All I have heard about Dave is that he is trying to go back into consulting and if he can make that work, that's what he'd like to do. He was a consulting engineer to distillers all over the world before he joined Maker's and he'd like to go back to that. He wasn't a Maker's lifer.

ILLfarmboy
09-08-2008, 19:16
I don't know whether it is worth posting or not, but back in April I sent an E mail to Stranahan's showing my support I wrote:

I had first heard of your whiskey on Straight Bourbon.com but after
watching the History Chanel's program "modern Marvels", I decided to try
it. I live in a rural area so I figured I'd have to find it through an on
line merchant. As luck would have it, circumstances took me down to
Peoria, about an hour and ten minute drive from home. I picked up a bottle
at a well stocked liquor store called friar tuck's beverages.



I must say I'm impressed. I'm four square behind the micro-distilling
movement and your product is among the best. Also, unlike some others your
whiskey is "your whiskey". Others have started out selling bulk sourced
whiskey distilled and aged by one of the major distillers passing it off
as their own until their own distillate has enough age on it to enter the
commercial pipeline.



I just wanted to drop you guys a line and offer my thanks and
appreciation.



most sincerely

Bradly H. Ottoson



And their reply:

Bradley, Thank you for the kind words! You are correct: we do NOT contract distill and slap a label on a new bottle. Plan A was always to make something distinctly Colorado. If you're ever out in our part of the woods please stop by. Cheers, Jess



I can't do much, but since I like their whiskey I try to spread the word and I wanted to let them know that I appreciate that the whiskey they are selling is their own distillate. I also squeezed in a mention of SB.com

Rake
09-09-2008, 00:21
Apparently, a CO distiller has entered the fray (http://blogs.westword.com/cafesociety/2008/08/a_peach_of_a_bourbon_made_in_c.php):

Peach Street Distillers, a company based in Palisade, has just released the first bourbon -- legal, that is -- ever made in Colorado.

Peach Street already makes Goat Vodka and Jackelope Gin, and its Peach Street Distillers’ Straight Bourbon Whiskey had been aging in oak barrels for two years, waiting for the right time to be bottled and sold.

Which was last Friday. “I’ve been dropping by every week for what seems like an eternity, but they say the finest things are worth waiting for,” said Grand Junction resident Josh Williams, who got one of the 200 bottles available.

Each 750 ml. bottle is hand-numbered by Davy Lindig, head distiller, and proofed at 46 percent alcohol by volume, or 92 proof, according to Lindig's specifications.
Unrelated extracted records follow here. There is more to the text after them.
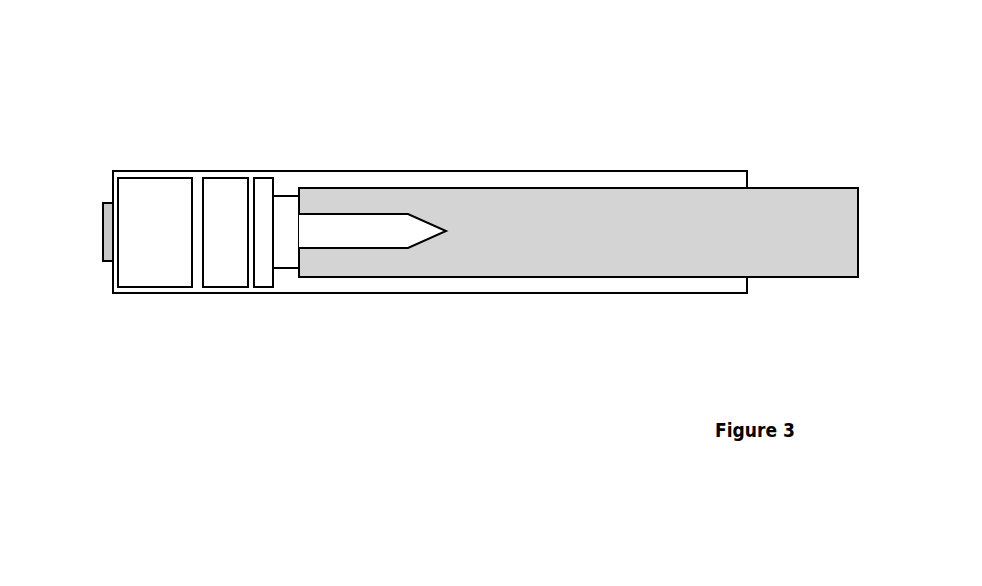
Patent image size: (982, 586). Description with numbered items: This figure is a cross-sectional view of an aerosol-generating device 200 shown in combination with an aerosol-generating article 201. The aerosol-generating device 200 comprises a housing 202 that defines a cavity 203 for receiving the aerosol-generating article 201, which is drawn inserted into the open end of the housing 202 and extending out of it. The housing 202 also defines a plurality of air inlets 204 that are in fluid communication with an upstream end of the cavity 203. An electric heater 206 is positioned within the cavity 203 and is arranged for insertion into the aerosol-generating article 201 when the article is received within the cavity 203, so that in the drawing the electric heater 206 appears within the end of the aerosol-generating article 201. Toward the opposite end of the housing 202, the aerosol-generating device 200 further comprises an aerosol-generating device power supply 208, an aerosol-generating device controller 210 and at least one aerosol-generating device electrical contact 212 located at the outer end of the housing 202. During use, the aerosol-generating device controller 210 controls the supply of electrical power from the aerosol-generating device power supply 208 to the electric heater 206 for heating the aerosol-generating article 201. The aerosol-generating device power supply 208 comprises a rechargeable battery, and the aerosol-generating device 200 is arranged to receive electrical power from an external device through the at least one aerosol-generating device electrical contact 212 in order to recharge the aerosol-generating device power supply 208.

The aerosol-generating device 200 is at (141, 166).
The aerosol-generating article 201 is at (779, 214).
The housing 202 is at (495, 293).
The cavity 203 is at (545, 173).
The air inlets 204 is at (278, 172).
The electric heater 206 is at (335, 227).
The aerosol-generating device power supply 208 is at (144, 258).
The aerosol-generating device controller 210 is at (228, 248).
The aerosol-generating device electrical contact 212 is at (103, 228).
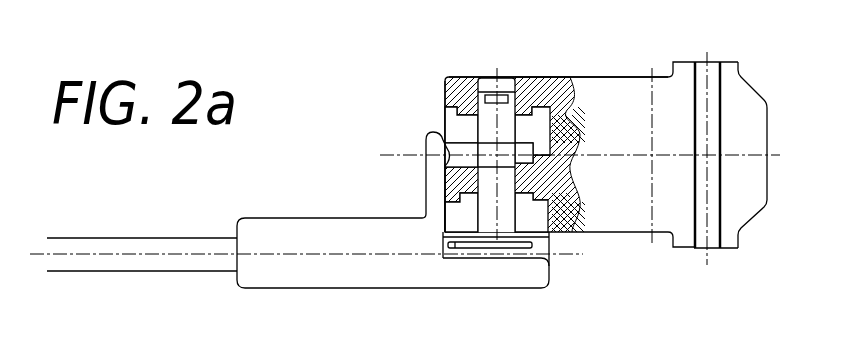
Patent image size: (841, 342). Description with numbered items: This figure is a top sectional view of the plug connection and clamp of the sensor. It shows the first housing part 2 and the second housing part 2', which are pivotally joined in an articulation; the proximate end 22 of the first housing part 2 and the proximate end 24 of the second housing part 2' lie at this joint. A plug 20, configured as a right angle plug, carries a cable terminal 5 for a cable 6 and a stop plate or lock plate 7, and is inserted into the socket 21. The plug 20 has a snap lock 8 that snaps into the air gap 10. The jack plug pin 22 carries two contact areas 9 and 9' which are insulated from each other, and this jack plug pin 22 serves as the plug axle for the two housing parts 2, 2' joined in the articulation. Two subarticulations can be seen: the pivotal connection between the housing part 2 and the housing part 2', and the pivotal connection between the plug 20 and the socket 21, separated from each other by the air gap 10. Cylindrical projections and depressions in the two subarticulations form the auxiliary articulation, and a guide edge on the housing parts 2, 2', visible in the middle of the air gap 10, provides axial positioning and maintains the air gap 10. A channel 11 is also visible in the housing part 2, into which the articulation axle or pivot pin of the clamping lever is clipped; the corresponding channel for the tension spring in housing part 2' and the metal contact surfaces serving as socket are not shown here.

The first housing part 2 is at (516, 133).
The second housing part 2' is at (514, 191).
The cable terminal 5 is at (293, 233).
The cable 6 is at (195, 245).
The stop plate or lock plate 7 is at (483, 247).
The snap lock 8 is at (435, 172).
The first contact area 9 is at (518, 125).
The second contact area 9' is at (570, 242).
The air gap 10 is at (467, 148).
The channel 11 is at (710, 108).
The plug 20 is at (433, 288).
The socket 21 is at (593, 77).
The jack plug pin 22 is at (443, 85).
The proximate end of second housing part 24 is at (443, 187).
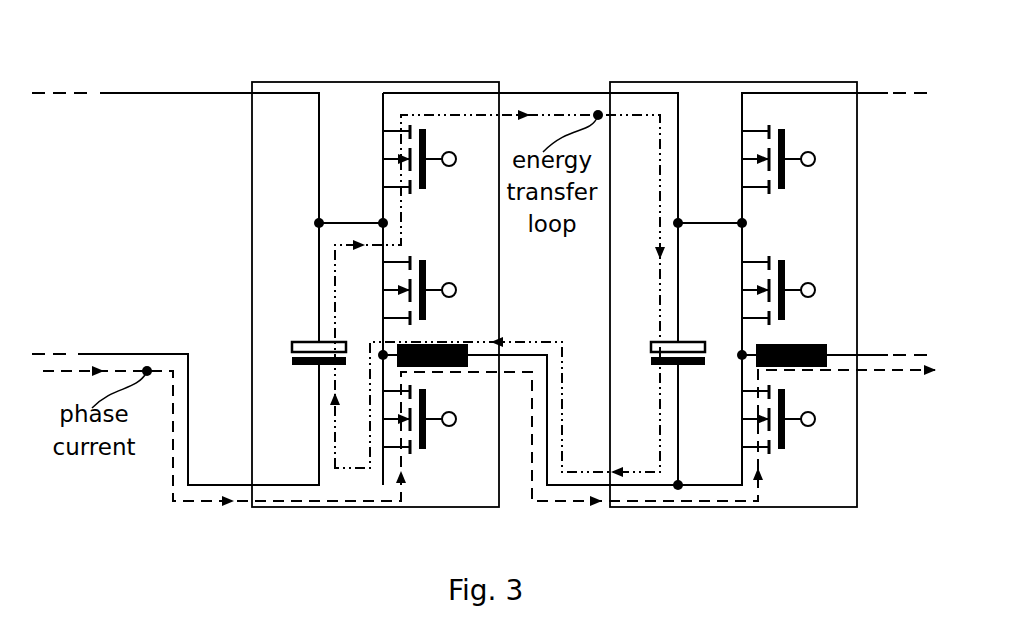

Although most bourbons are made in Kentucky, the only real requirement is that it be made from at least 51 percent corn (Peach Street uses Olathe sweet corn), aged for not less than two years in American oak barrels, and not supplemented in any way during bottling.
Given that there are 200 bottles total and they're almost 5 hours drive from Denver, I don't expect a taste any time soon.

craigthom
09-09-2008, 07:27
Peach Street already makes Goat Vodka and Jackelope Gin, and its Peach Street Distillers’ Straight Bourbon Whiskey had been aging in oak barrels for two years, waiting for the right time to be bottled and sold.


The "right time" was apparently the two year mark, the earliest it could be called "Straight Bourbon Whiskey".

barturtle
09-09-2008, 07:35
The "right time" was apparently the two year mark, the earliest it could be called "Straight Bourbon Whiskey".